The verities of economic policy cease to apply when a government prioritises war over all else. Russia’s decision last year to dispense with two decades of prudent economic policies caught many by surprise, not just forecasters. In late February 2022, Russia abandoned free convertibility of the ruble and imposed capital controls to mitigate the impact of financial market sanctions imposed by Western countries. At the end of 2022, Russia embarked on an unprecedented episode of increased public spending to support the war effort directly and indirectly. Rosstat’s figures for the first quarter of 2023 indicate that public consumption rose by 14 % y-o-y in demand-side GDP categories. This huge jump in government spending defied our conventional expectations.

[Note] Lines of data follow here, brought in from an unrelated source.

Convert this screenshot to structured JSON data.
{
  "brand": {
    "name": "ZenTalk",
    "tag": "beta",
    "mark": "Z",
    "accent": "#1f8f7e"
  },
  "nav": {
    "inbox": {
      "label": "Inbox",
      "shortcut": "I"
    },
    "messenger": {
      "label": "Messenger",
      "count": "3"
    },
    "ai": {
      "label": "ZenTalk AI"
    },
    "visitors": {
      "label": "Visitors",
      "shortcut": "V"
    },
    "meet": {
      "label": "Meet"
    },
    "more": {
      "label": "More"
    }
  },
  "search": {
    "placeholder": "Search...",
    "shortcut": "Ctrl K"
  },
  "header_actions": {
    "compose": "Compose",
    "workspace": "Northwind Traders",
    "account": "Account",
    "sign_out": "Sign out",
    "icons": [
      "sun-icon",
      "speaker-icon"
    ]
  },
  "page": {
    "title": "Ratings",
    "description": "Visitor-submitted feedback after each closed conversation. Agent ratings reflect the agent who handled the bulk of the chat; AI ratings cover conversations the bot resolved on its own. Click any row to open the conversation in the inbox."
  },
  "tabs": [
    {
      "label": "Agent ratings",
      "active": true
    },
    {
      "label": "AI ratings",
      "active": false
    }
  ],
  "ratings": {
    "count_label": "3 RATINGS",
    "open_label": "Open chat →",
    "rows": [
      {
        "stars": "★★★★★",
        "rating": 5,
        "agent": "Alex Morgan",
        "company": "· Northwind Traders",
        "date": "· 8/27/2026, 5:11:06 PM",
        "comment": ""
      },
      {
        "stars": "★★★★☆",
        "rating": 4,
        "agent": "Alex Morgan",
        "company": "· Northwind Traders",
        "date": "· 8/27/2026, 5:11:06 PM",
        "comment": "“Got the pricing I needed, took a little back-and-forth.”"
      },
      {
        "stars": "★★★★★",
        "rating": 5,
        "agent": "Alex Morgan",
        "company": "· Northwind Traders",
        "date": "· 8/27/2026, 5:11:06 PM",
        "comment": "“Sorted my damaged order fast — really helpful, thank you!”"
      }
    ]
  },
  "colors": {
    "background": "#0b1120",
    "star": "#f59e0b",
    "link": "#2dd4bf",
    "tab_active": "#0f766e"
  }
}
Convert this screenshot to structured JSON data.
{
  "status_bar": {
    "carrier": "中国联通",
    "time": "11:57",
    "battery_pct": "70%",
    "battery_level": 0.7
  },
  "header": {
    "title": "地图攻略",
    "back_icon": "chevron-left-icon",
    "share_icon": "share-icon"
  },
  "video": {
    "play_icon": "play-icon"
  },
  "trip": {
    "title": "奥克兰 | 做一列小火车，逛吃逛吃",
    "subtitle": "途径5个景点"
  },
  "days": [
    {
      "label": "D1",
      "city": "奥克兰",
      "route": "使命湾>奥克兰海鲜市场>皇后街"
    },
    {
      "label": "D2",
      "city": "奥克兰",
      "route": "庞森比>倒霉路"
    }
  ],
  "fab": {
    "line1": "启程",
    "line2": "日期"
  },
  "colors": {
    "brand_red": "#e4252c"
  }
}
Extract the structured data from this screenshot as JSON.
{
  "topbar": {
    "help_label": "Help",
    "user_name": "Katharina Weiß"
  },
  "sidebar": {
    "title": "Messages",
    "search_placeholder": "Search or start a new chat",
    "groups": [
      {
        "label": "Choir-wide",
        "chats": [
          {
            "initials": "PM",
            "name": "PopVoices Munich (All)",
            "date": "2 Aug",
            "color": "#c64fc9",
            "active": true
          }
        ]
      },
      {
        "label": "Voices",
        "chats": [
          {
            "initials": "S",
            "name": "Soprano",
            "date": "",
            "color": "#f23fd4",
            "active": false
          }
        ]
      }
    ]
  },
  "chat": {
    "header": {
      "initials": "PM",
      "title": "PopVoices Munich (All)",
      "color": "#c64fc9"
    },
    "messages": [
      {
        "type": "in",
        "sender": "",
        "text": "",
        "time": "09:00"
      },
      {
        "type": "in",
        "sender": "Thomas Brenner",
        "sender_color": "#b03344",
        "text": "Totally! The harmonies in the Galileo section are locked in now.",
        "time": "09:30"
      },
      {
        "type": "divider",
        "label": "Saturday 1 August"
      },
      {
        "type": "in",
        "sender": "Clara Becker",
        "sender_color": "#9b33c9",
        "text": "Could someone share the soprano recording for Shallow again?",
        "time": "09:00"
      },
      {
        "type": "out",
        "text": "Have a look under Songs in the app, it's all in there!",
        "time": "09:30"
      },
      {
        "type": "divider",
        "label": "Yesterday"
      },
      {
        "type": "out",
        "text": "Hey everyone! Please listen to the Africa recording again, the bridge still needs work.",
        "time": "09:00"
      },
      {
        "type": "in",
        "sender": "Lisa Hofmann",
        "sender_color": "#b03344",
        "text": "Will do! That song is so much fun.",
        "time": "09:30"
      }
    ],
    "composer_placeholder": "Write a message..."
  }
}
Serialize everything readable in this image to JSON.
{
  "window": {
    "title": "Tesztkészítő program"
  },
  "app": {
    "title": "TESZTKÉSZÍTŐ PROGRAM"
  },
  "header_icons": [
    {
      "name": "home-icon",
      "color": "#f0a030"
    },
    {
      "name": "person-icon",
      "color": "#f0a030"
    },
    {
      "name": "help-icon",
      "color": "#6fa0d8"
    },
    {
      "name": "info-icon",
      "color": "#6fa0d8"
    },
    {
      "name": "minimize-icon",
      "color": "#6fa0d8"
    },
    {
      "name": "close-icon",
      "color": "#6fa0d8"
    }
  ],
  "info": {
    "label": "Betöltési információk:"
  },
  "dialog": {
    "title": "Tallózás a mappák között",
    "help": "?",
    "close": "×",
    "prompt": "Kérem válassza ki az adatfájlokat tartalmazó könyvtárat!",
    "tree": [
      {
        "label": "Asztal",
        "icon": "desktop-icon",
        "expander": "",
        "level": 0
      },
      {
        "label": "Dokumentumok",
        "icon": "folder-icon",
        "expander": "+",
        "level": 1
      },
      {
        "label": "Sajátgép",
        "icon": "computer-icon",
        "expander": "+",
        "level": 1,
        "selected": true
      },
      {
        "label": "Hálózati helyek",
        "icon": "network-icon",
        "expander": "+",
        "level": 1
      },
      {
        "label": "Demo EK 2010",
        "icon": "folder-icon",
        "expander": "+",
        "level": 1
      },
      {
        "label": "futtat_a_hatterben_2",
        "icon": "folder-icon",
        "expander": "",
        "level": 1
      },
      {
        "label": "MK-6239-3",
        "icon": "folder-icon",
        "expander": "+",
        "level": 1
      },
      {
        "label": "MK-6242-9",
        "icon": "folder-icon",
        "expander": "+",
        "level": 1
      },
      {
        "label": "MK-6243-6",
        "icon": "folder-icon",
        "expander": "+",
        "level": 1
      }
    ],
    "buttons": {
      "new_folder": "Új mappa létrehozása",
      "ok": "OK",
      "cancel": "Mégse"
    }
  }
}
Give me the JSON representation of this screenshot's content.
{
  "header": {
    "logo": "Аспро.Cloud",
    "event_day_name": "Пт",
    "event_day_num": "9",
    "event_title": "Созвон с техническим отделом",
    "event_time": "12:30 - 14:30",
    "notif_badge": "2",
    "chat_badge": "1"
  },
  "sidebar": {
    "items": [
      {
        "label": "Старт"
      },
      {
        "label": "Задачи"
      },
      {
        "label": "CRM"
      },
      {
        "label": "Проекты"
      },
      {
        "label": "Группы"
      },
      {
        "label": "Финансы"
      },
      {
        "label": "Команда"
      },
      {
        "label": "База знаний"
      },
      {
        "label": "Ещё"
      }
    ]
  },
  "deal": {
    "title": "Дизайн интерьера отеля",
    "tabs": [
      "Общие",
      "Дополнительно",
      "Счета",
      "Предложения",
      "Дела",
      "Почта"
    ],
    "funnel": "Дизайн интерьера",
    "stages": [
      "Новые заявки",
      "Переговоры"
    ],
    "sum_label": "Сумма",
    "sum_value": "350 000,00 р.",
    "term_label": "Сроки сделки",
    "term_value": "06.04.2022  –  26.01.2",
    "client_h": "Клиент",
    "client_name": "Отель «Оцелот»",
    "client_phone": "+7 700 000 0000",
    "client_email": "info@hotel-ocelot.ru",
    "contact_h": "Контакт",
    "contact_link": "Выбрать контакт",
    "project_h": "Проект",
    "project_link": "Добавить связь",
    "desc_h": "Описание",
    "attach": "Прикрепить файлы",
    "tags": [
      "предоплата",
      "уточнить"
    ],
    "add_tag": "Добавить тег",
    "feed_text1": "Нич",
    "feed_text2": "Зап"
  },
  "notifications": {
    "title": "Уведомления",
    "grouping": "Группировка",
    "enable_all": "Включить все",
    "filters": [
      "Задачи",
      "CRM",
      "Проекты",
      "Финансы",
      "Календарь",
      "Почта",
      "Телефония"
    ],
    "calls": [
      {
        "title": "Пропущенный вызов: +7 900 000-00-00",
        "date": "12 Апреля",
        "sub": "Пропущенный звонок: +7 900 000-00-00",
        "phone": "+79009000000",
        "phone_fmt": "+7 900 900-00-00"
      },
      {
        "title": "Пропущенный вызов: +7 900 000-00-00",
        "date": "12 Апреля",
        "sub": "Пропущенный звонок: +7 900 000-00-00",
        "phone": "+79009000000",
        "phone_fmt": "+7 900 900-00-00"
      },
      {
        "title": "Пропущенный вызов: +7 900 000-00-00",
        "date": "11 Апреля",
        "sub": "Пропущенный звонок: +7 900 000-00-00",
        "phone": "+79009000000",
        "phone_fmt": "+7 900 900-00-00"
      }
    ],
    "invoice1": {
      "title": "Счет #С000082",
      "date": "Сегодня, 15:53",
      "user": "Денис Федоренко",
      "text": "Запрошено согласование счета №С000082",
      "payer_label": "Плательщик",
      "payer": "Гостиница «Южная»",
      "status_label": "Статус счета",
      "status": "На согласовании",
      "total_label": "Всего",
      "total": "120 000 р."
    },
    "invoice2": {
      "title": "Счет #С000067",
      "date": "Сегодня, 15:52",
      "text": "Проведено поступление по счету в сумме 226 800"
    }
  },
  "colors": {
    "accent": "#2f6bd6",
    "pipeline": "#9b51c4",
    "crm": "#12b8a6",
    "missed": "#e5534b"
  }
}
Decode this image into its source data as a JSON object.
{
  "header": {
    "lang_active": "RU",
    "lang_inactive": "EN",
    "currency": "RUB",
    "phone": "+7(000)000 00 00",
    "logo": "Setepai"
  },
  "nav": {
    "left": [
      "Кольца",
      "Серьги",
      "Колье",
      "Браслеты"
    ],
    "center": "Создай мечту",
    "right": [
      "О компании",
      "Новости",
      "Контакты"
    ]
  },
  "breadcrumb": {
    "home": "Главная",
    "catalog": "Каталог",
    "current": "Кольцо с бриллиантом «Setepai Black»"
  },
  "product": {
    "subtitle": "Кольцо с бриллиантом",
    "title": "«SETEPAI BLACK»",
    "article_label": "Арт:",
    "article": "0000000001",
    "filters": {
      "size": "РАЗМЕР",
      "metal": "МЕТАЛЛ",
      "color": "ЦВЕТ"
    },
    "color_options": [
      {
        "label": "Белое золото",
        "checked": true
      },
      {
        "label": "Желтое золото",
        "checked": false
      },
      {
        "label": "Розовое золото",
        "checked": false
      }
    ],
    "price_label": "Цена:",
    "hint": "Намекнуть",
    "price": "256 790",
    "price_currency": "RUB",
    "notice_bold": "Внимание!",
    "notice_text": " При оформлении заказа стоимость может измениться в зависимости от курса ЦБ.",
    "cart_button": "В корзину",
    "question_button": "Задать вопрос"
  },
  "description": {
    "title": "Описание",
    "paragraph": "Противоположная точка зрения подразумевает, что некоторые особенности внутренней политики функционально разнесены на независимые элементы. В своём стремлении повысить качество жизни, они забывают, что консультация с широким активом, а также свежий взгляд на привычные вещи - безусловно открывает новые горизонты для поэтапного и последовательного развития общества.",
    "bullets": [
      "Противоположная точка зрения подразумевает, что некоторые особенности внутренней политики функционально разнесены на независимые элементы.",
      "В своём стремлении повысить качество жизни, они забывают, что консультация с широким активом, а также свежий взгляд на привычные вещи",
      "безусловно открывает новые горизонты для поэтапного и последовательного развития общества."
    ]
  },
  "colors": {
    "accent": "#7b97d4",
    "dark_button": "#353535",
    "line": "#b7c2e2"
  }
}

Moreover, economic policy in Russia is now rarely discussed openly. Policy decisions may come down without warning, catching economic agents flat-footed or simply bewildered. For this reason, changes in economic policy and the prioritisation of the war effort will continue to add uncertainty to the efforts of economic forecasters.

2. Data unavailability

With reduced access to our Russian colleagues, researchers and analysts, we must rely increasingly on official statistical data. While Russian officials continue to release large amounts of economic data, information about foreign trade and government spending (and most recently oil production) is increasingly scarce. This lack of data availability makes monitoring developments in the Russian economy challenging to say the least.

Changes related to goods exports and imports must be pieced together from the mirror statistics of Russia’s main trading partners. Mirror figures give a relatively good and timely assessment of the value of Russian exports and imports, but GDP figures require information about the volume of exports and imports. According to data released by Rosstat in April, the volume of Russian exports declined by 14 % in 2022, a change that few outsiders foresaw.

3. Rebound in private consumption

Increased public spending has been the main driver of the adjustment in our current outlook for Russia, but also private consumption surprised on the upside. Once again, Russian economic agents proved themselves able to deal with sudden shocks. This ability to adjust to changed circumstances is partly the outcome of Russia’s poor business environment. Companies often have to maintain large inventories, tolerate significant overstaffing, and keep substantial assets in reserve to deal with bureaucrats or competitors.

War also degrades the business environment by increasing structural distortions. The role of the military-industrial complex and state enterprises in the economy grows, tilting the playing field against private sector. As imports decline, competition withers and the economy becomes increasingly isolated from the rest of the world. Even with the recent burst of growth, further growth prospects are bleak.

4. Change harder to quantify

With the tightening of political control in Russia, we need to be circumspect about official figures. Although observers find no evidence of systematic efforts to distort the reported data, the shift to a wartime economy causes structural changes that are difficult for even the most seasoned statistician to capture. GDP figures during war obviously describe economic behaviours different from peacetime. Uncertainty increases the longer the war lasts, making forecasting harder as last year’s figures on which this forecast is based are already sketchy.